Als kind leek het me fijn om zelf een poëziealbum te hebben, maar toen Tootje en ik klein waren, was er voor dat soort luxe geen geld. Dus schreven wij onze wensjes in de boekjes van andere meisjes, wat ook erg leuk was. De mooie plaatjes werden door ons zelf getekend. We waren trouwens geen buitenbeentjes; veel gezinnen moesten met weinig rond komen en dan hadden de meisjes
vanzelfsprekend geen poëziealbum.
Toen ons jongste zusje Leny naar de lagere school ging, was er financieel wel wat veranderd en kon er voor haar zo’n prachtig boekje gekocht worden.

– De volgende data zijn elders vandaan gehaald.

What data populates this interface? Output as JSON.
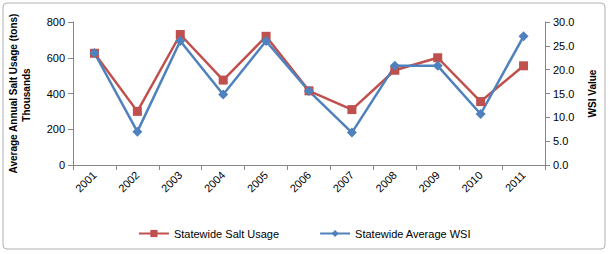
{
  "chart_data": {
    "type": "line",
    "ylabel": "Average Annual Salt Usage (tons)",
    "y2label": "WSI Value",
    "annotations": [
      "Thousands"
    ],
    "categories": [
      "2001",
      "2002",
      "2003",
      "2004",
      "2005",
      "2006",
      "2007",
      "2008",
      "2009",
      "2010",
      "2011"
    ],
    "series": [
      {
        "name": "Statewide Salt Usage",
        "color": "#c0504d",
        "marker": "square",
        "values": [
          625,
          300,
          730,
          475,
          720,
          415,
          310,
          530,
          600,
          355,
          555
        ]
      },
      {
        "name": "Statewide Average WSI",
        "color": "#4f81bd",
        "marker": "diamond",
        "axis": "y2",
        "values": [
          23.5,
          7.0,
          26.0,
          14.8,
          26.0,
          15.5,
          6.8,
          20.8,
          20.8,
          10.7,
          27.0
        ]
      }
    ],
    "ylim": [
      0,
      800
    ],
    "yticks": [
      0,
      200,
      400,
      600,
      800
    ],
    "y2lim": [
      0,
      30
    ],
    "y2ticks": [
      {
        "value": 0,
        "label": "0.0"
      },
      {
        "value": 5,
        "label": "5.0"
      },
      {
        "value": 10,
        "label": "10.0"
      },
      {
        "value": 15,
        "label": "15.0"
      },
      {
        "value": 20,
        "label": "20.0"
      },
      {
        "value": 25,
        "label": "25.0"
      },
      {
        "value": 30,
        "label": "30.0"
      }
    ],
    "grid": false,
    "legend": "bottom"
  }
}
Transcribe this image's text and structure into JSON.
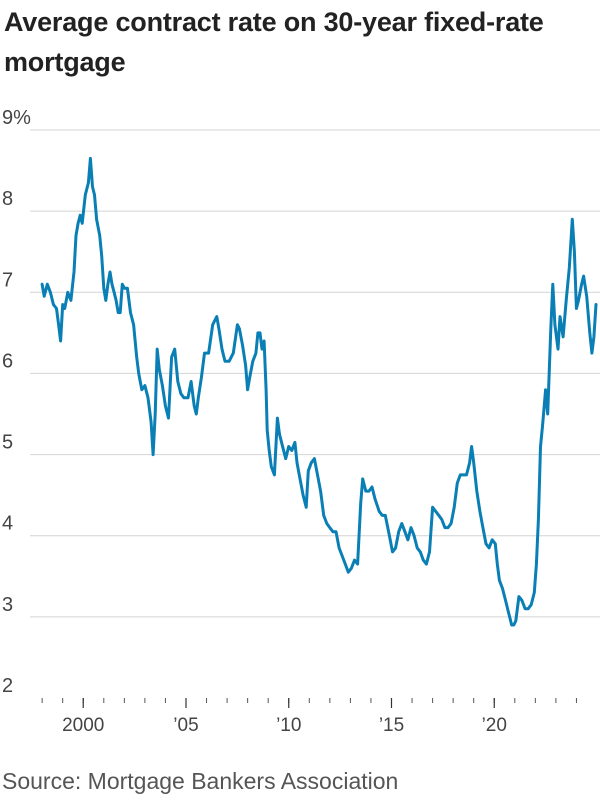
{
  "chart_data": {
    "type": "line",
    "title": "Average contract rate on 30-year fixed-rate mortgage",
    "xlabel": "",
    "ylabel": "",
    "xlim": [
      1997.75,
      2025.0
    ],
    "ylim": [
      2,
      9
    ],
    "grid": true,
    "y_ticks": [
      {
        "value": 9,
        "label": "9%"
      },
      {
        "value": 8,
        "label": "8"
      },
      {
        "value": 7,
        "label": "7"
      },
      {
        "value": 6,
        "label": "6"
      },
      {
        "value": 5,
        "label": "5"
      },
      {
        "value": 4,
        "label": "4"
      },
      {
        "value": 3,
        "label": "3"
      },
      {
        "value": 2,
        "label": "2"
      }
    ],
    "x_ticks": [
      {
        "value": 2000,
        "label": "2000"
      },
      {
        "value": 2005,
        "label": "’05"
      },
      {
        "value": 2010,
        "label": "’10"
      },
      {
        "value": 2015,
        "label": "’15"
      },
      {
        "value": 2020,
        "label": "’20"
      }
    ],
    "x_minor_ticks": [
      1998,
      1999,
      2000,
      2001,
      2002,
      2003,
      2004,
      2005,
      2006,
      2007,
      2008,
      2009,
      2010,
      2011,
      2012,
      2013,
      2014,
      2015,
      2016,
      2017,
      2018,
      2019,
      2020,
      2021,
      2022,
      2023,
      2024
    ],
    "line_color": "#0a7fb5",
    "grid_color": "#d4d4d4",
    "series": [
      {
        "points": [
          [
            1998.0,
            7.1
          ],
          [
            1998.1,
            6.95
          ],
          [
            1998.25,
            7.1
          ],
          [
            1998.4,
            7.0
          ],
          [
            1998.55,
            6.85
          ],
          [
            1998.7,
            6.8
          ],
          [
            1998.8,
            6.6
          ],
          [
            1998.9,
            6.4
          ],
          [
            1999.0,
            6.85
          ],
          [
            1999.1,
            6.8
          ],
          [
            1999.25,
            7.0
          ],
          [
            1999.4,
            6.9
          ],
          [
            1999.55,
            7.25
          ],
          [
            1999.65,
            7.7
          ],
          [
            1999.75,
            7.85
          ],
          [
            1999.85,
            7.95
          ],
          [
            1999.95,
            7.85
          ],
          [
            2000.1,
            8.2
          ],
          [
            2000.25,
            8.35
          ],
          [
            2000.35,
            8.65
          ],
          [
            2000.45,
            8.3
          ],
          [
            2000.55,
            8.2
          ],
          [
            2000.65,
            7.9
          ],
          [
            2000.8,
            7.7
          ],
          [
            2000.9,
            7.45
          ],
          [
            2001.0,
            7.05
          ],
          [
            2001.1,
            6.9
          ],
          [
            2001.2,
            7.1
          ],
          [
            2001.3,
            7.25
          ],
          [
            2001.4,
            7.1
          ],
          [
            2001.5,
            7.0
          ],
          [
            2001.6,
            6.9
          ],
          [
            2001.7,
            6.75
          ],
          [
            2001.8,
            6.75
          ],
          [
            2001.9,
            7.1
          ],
          [
            2002.0,
            7.05
          ],
          [
            2002.15,
            7.05
          ],
          [
            2002.3,
            6.75
          ],
          [
            2002.45,
            6.6
          ],
          [
            2002.6,
            6.2
          ],
          [
            2002.7,
            6.0
          ],
          [
            2002.85,
            5.8
          ],
          [
            2003.0,
            5.85
          ],
          [
            2003.15,
            5.7
          ],
          [
            2003.3,
            5.4
          ],
          [
            2003.4,
            5.0
          ],
          [
            2003.5,
            5.5
          ],
          [
            2003.6,
            6.3
          ],
          [
            2003.7,
            6.05
          ],
          [
            2003.85,
            5.85
          ],
          [
            2004.0,
            5.6
          ],
          [
            2004.15,
            5.45
          ],
          [
            2004.3,
            6.2
          ],
          [
            2004.45,
            6.3
          ],
          [
            2004.6,
            5.9
          ],
          [
            2004.75,
            5.75
          ],
          [
            2004.9,
            5.7
          ],
          [
            2005.1,
            5.7
          ],
          [
            2005.25,
            5.9
          ],
          [
            2005.4,
            5.6
          ],
          [
            2005.5,
            5.5
          ],
          [
            2005.6,
            5.7
          ],
          [
            2005.75,
            5.95
          ],
          [
            2005.9,
            6.25
          ],
          [
            2006.1,
            6.25
          ],
          [
            2006.3,
            6.6
          ],
          [
            2006.5,
            6.7
          ],
          [
            2006.6,
            6.55
          ],
          [
            2006.75,
            6.3
          ],
          [
            2006.9,
            6.15
          ],
          [
            2007.1,
            6.15
          ],
          [
            2007.3,
            6.25
          ],
          [
            2007.5,
            6.6
          ],
          [
            2007.6,
            6.55
          ],
          [
            2007.75,
            6.35
          ],
          [
            2007.9,
            6.1
          ],
          [
            2008.0,
            5.8
          ],
          [
            2008.1,
            5.95
          ],
          [
            2008.25,
            6.15
          ],
          [
            2008.4,
            6.25
          ],
          [
            2008.5,
            6.5
          ],
          [
            2008.6,
            6.5
          ],
          [
            2008.7,
            6.3
          ],
          [
            2008.8,
            6.4
          ],
          [
            2008.9,
            5.8
          ],
          [
            2008.95,
            5.3
          ],
          [
            2009.05,
            5.05
          ],
          [
            2009.15,
            4.85
          ],
          [
            2009.3,
            4.75
          ],
          [
            2009.45,
            5.45
          ],
          [
            2009.55,
            5.25
          ],
          [
            2009.7,
            5.1
          ],
          [
            2009.85,
            4.95
          ],
          [
            2010.0,
            5.1
          ],
          [
            2010.15,
            5.05
          ],
          [
            2010.3,
            5.15
          ],
          [
            2010.4,
            4.9
          ],
          [
            2010.55,
            4.7
          ],
          [
            2010.7,
            4.5
          ],
          [
            2010.85,
            4.35
          ],
          [
            2010.95,
            4.8
          ],
          [
            2011.1,
            4.9
          ],
          [
            2011.25,
            4.95
          ],
          [
            2011.4,
            4.75
          ],
          [
            2011.55,
            4.55
          ],
          [
            2011.7,
            4.25
          ],
          [
            2011.85,
            4.15
          ],
          [
            2012.0,
            4.1
          ],
          [
            2012.15,
            4.05
          ],
          [
            2012.3,
            4.05
          ],
          [
            2012.45,
            3.85
          ],
          [
            2012.6,
            3.75
          ],
          [
            2012.75,
            3.65
          ],
          [
            2012.9,
            3.55
          ],
          [
            2013.05,
            3.6
          ],
          [
            2013.2,
            3.7
          ],
          [
            2013.35,
            3.65
          ],
          [
            2013.5,
            4.4
          ],
          [
            2013.6,
            4.7
          ],
          [
            2013.75,
            4.55
          ],
          [
            2013.9,
            4.55
          ],
          [
            2014.05,
            4.6
          ],
          [
            2014.2,
            4.45
          ],
          [
            2014.4,
            4.3
          ],
          [
            2014.55,
            4.25
          ],
          [
            2014.7,
            4.25
          ],
          [
            2014.9,
            4.0
          ],
          [
            2015.05,
            3.8
          ],
          [
            2015.2,
            3.85
          ],
          [
            2015.35,
            4.05
          ],
          [
            2015.5,
            4.15
          ],
          [
            2015.65,
            4.05
          ],
          [
            2015.8,
            3.95
          ],
          [
            2015.95,
            4.1
          ],
          [
            2016.1,
            4.0
          ],
          [
            2016.25,
            3.85
          ],
          [
            2016.4,
            3.8
          ],
          [
            2016.55,
            3.7
          ],
          [
            2016.7,
            3.65
          ],
          [
            2016.85,
            3.8
          ],
          [
            2017.0,
            4.35
          ],
          [
            2017.15,
            4.3
          ],
          [
            2017.3,
            4.25
          ],
          [
            2017.45,
            4.2
          ],
          [
            2017.6,
            4.1
          ],
          [
            2017.75,
            4.1
          ],
          [
            2017.9,
            4.15
          ],
          [
            2018.05,
            4.35
          ],
          [
            2018.2,
            4.65
          ],
          [
            2018.35,
            4.75
          ],
          [
            2018.5,
            4.75
          ],
          [
            2018.65,
            4.75
          ],
          [
            2018.8,
            4.9
          ],
          [
            2018.9,
            5.1
          ],
          [
            2019.0,
            4.9
          ],
          [
            2019.15,
            4.55
          ],
          [
            2019.3,
            4.3
          ],
          [
            2019.45,
            4.1
          ],
          [
            2019.6,
            3.9
          ],
          [
            2019.75,
            3.85
          ],
          [
            2019.9,
            3.95
          ],
          [
            2020.05,
            3.9
          ],
          [
            2020.15,
            3.65
          ],
          [
            2020.25,
            3.45
          ],
          [
            2020.4,
            3.35
          ],
          [
            2020.55,
            3.2
          ],
          [
            2020.7,
            3.05
          ],
          [
            2020.85,
            2.9
          ],
          [
            2020.95,
            2.9
          ],
          [
            2021.05,
            2.95
          ],
          [
            2021.2,
            3.25
          ],
          [
            2021.35,
            3.2
          ],
          [
            2021.5,
            3.1
          ],
          [
            2021.65,
            3.1
          ],
          [
            2021.8,
            3.15
          ],
          [
            2021.95,
            3.3
          ],
          [
            2022.05,
            3.65
          ],
          [
            2022.15,
            4.2
          ],
          [
            2022.25,
            5.1
          ],
          [
            2022.35,
            5.35
          ],
          [
            2022.5,
            5.8
          ],
          [
            2022.6,
            5.5
          ],
          [
            2022.75,
            6.55
          ],
          [
            2022.85,
            7.1
          ],
          [
            2022.95,
            6.6
          ],
          [
            2023.1,
            6.3
          ],
          [
            2023.2,
            6.7
          ],
          [
            2023.35,
            6.45
          ],
          [
            2023.5,
            6.9
          ],
          [
            2023.65,
            7.3
          ],
          [
            2023.8,
            7.9
          ],
          [
            2023.9,
            7.5
          ],
          [
            2024.0,
            6.8
          ],
          [
            2024.1,
            6.9
          ],
          [
            2024.25,
            7.1
          ],
          [
            2024.35,
            7.2
          ],
          [
            2024.5,
            6.95
          ],
          [
            2024.65,
            6.5
          ],
          [
            2024.75,
            6.25
          ],
          [
            2024.85,
            6.45
          ],
          [
            2024.95,
            6.85
          ]
        ]
      }
    ]
  },
  "source": "Source: Mortgage Bankers Association"
}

Velen schreven er leuke en grappige verhaaltjes of versjes in.
Mijn vader hield van mooie gedichten.
Hij schreef in Leny’s album zijn favoriete gedichtje:
Gelijk een Bloem Gelijk het Gras
Gelijk een bloem, gelijk het gras, is ons kortstondig leven.
Gelijk een bloem die op het veld verheven, wel sierlijk pronkt, maar krachteloos is en teer.
Wanneer de wind zich over ’t veld laat horen, dan knakt haar steel, haar schoonheid gaat verloren:
Men kent en vindt haar standplaats zelfs niet meer.